New Press Release: The Escalating Economic Crisis
Palgrave Macmillan
April 24, 2008

Financial headlines scream everyday:
stock markets are tanking, fear grips Wall Street, oil price breaks new
records, the Fed bails out Bear Stearns, the housing market is in turmoil,
layoffs soar, on and on it goes. Even government officials acknowledge
that a recession has set in. None of this is a surprise to Ravi Batra, the best
selling author of a new book called The
New Golden Age: The Coming Revolution against Political Corruption and Economic
Chaos. He predicted all this way in advance, offering his latest forecast
in February last year to Texas Monthly:
“When the American bubble starts to burst around
mid 2007, and beyond, foreign investors will head for the exits…” Now that the
American housing bubble is bursting at the seems, Batra’s biggest fear is that foreign investors will indeed head
for the exits, and the already feeble dollar will collapse. Then we will see a
rapid unraveling of our debt based economy, rising unemployment, bulging poverty,
and big stock market crashes.
Batra has made a career out of making
controversial forecasts. Among his notable successes are the forecasts he made
in the late 1970s:
*The ayatollahs would take over Iran in 1979 and then rule for a while.

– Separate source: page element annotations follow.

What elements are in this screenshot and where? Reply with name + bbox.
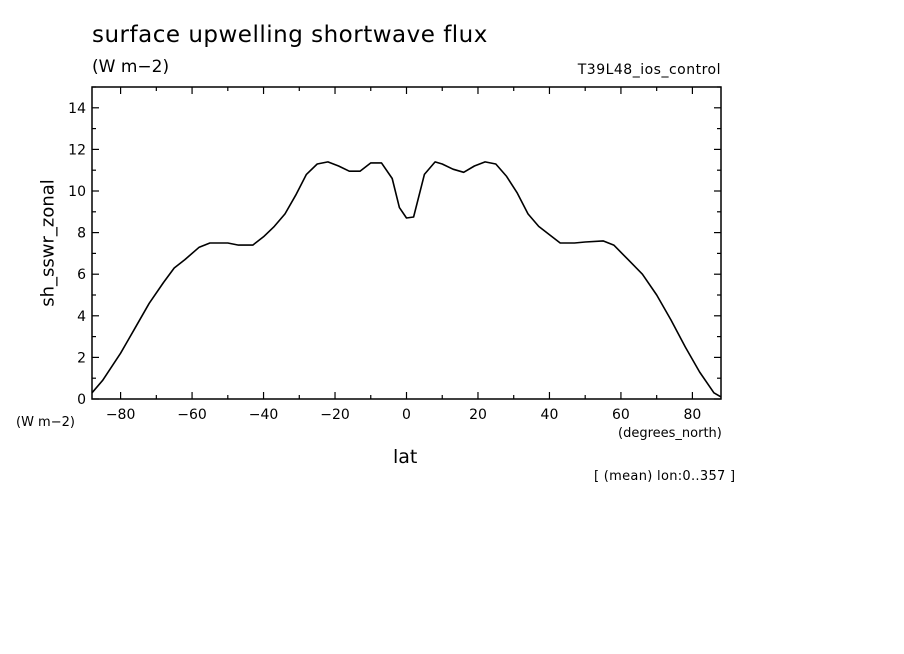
y-tick-label: 6	[77, 267, 86, 283]
y-tick-label: 14	[68, 101, 86, 117]
plot-frame	[91, 86, 722, 400]
x-tick-label: −80	[106, 407, 136, 423]
series-line	[91, 161, 722, 398]
x-tick-label: 60	[612, 407, 630, 423]
x-axis-label: lat	[393, 446, 418, 468]
x-axis-units: (degrees_north)	[618, 426, 722, 441]
x-tick-label: −40	[249, 407, 279, 423]
y-tick-label: 8	[77, 226, 86, 242]
y-tick-label: 4	[77, 309, 86, 325]
x-tick-label: 20	[469, 407, 487, 423]
x-tick-label: −60	[177, 407, 207, 423]
y-axis-units: (W m−2)	[16, 415, 75, 430]
x-tick-label: 0	[402, 407, 411, 423]
y-tick-label: 2	[77, 350, 86, 366]
chart-units: (W m−2)	[92, 57, 170, 77]
averaging-note: [ (mean) lon:0..357 ]	[594, 469, 736, 484]
y-tick-label: 0	[77, 392, 86, 408]
chart-title: surface upwelling shortwave flux	[92, 22, 488, 48]
x-tick-label: 40	[541, 407, 559, 423]
y-tick-label: 12	[68, 142, 86, 158]
run-id: T39L48_ios_control	[577, 62, 721, 78]
x-tick-label: 80	[683, 407, 701, 423]
x-tick-label: −20	[320, 407, 350, 423]
y-tick-label: 10	[68, 184, 86, 200]
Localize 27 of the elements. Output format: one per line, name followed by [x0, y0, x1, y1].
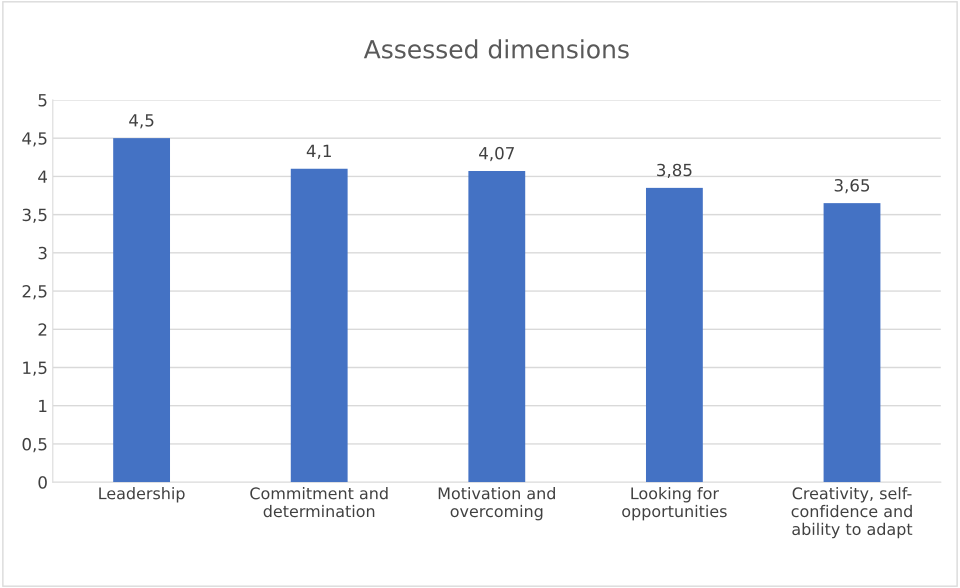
bar: [824, 203, 880, 482]
y-tick-label: 2: [38, 323, 46, 336]
y-tick-label: 3,5: [22, 208, 46, 223]
y-tick-label: 4: [38, 170, 48, 183]
data-label: 4,07: [479, 146, 514, 162]
data-label: 4,5: [129, 114, 154, 128]
y-tick-label: 2,5: [22, 285, 46, 300]
y-tick-label: 1: [39, 400, 46, 412]
y-tick-label: 1,5: [23, 362, 46, 376]
x-tick-label: Motivation and overcoming: [438, 487, 555, 520]
x-tick-label: Commitment and determination: [250, 487, 388, 518]
bar: [113, 138, 170, 482]
data-label: 4,1: [306, 144, 331, 159]
y-tick-label: 3: [38, 246, 47, 260]
y-tick-label: 0,5: [22, 438, 46, 452]
chart-title: Assessed dimensions: [364, 39, 629, 59]
data-label: 3,85: [657, 164, 692, 178]
data-label: 3,65: [834, 178, 870, 194]
y-tick-label: 5: [38, 94, 46, 107]
x-tick-label: Leadership: [99, 487, 185, 502]
bar: [646, 188, 703, 482]
x-tick-label: Creativity, self- confidence and ability to adapt: [792, 487, 912, 538]
bar: [468, 171, 526, 482]
x-tick-label: Looking for opportunities: [622, 487, 727, 520]
y-tick-label: 4,5: [22, 132, 46, 146]
y-tick-label: 0: [38, 476, 47, 489]
bar: [290, 168, 348, 482]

*The Soviet Communism would vanish
by the end of the century.
*The
United States would be entangled in a major fight with fundamentalist
Islam starting
around 2000.
He also correctly foresaw the stock
market crash of 2001. In The New Golden
Age that appeared in January 2007, Batra predicted
* Oil price will break new record until 2010 in spite of a slowing
economy, but collapse in
the next
decade.
* The housing bubble will keep bursting at least till 2009
* Share prices will see a slow fall in 2007 but an accelerated fall in
2008 and 2009
* An unprecedented movement will appear by 2009 to start a revolution
against the
rule of
wealthy lobbyists in politics. The revolution will lead to a new golden age in
the
next decade.
All these forecasts have been coming true
right before our eyes; even the revolutionary movement has taken shape under
the leadership of a charismatic leader, Barack Obama. It is clear that Batra is onto something. He uses a
variety of economic and historical cycles to make his case. According to his
economic cycle, we are now in the midst of an inflationary period where real
estate and oil prices first zoom and then collapse. Amazingly, such a cycle has
occurred every third decade in American history, with the 1970s being the last
such decade.
As regards the political cycle, Batra argues that nations pass through
three eras; some times the military dominates society, sometimes the
intellectuals including priests, and some times the wealthy. His political
cycle concludes that the age of money is about to end in America and Europe.
This cycle also predicts that China, where the rule of money or of wealthy
landlords ended in 1949, is about to move into its own golden age. History
reveals that the age of the wealthy always ends in a social revolution followed
by a golden age. This is the basis of Batra’s
prediction that we are about to move into a period of major economic chaos and
poverty that will wake up people to overthrow the rule of money in society in a
ballot-box revolution. Then will come a golden age of peace, prosperity
and ethical values.
The single most worrisome economic problem today is that productivity is
outpacing wages all over the world. Since productivity creates supply and wages
create demand, supply outpaces demand; to maintain economic balance, the world
is busy creating debt, which artificially raises demand. But now credit is not
easily available; markets realize that goods will go unsold and
profits will sink. So they are
tanking.
Batra explores a variety of economic reforms aimed at maintaining the demand-supply balance without increased debt. He offers an export-exchange rate plan to eliminate the U.S. trade deficit within the rules of free trade. In the meanwhile, the current crisis is just a tip of the vast American mortgage iceberg, and much more is yet to come. Fundamental reforms are immediately needed, not just the band aid that the Fed has applied.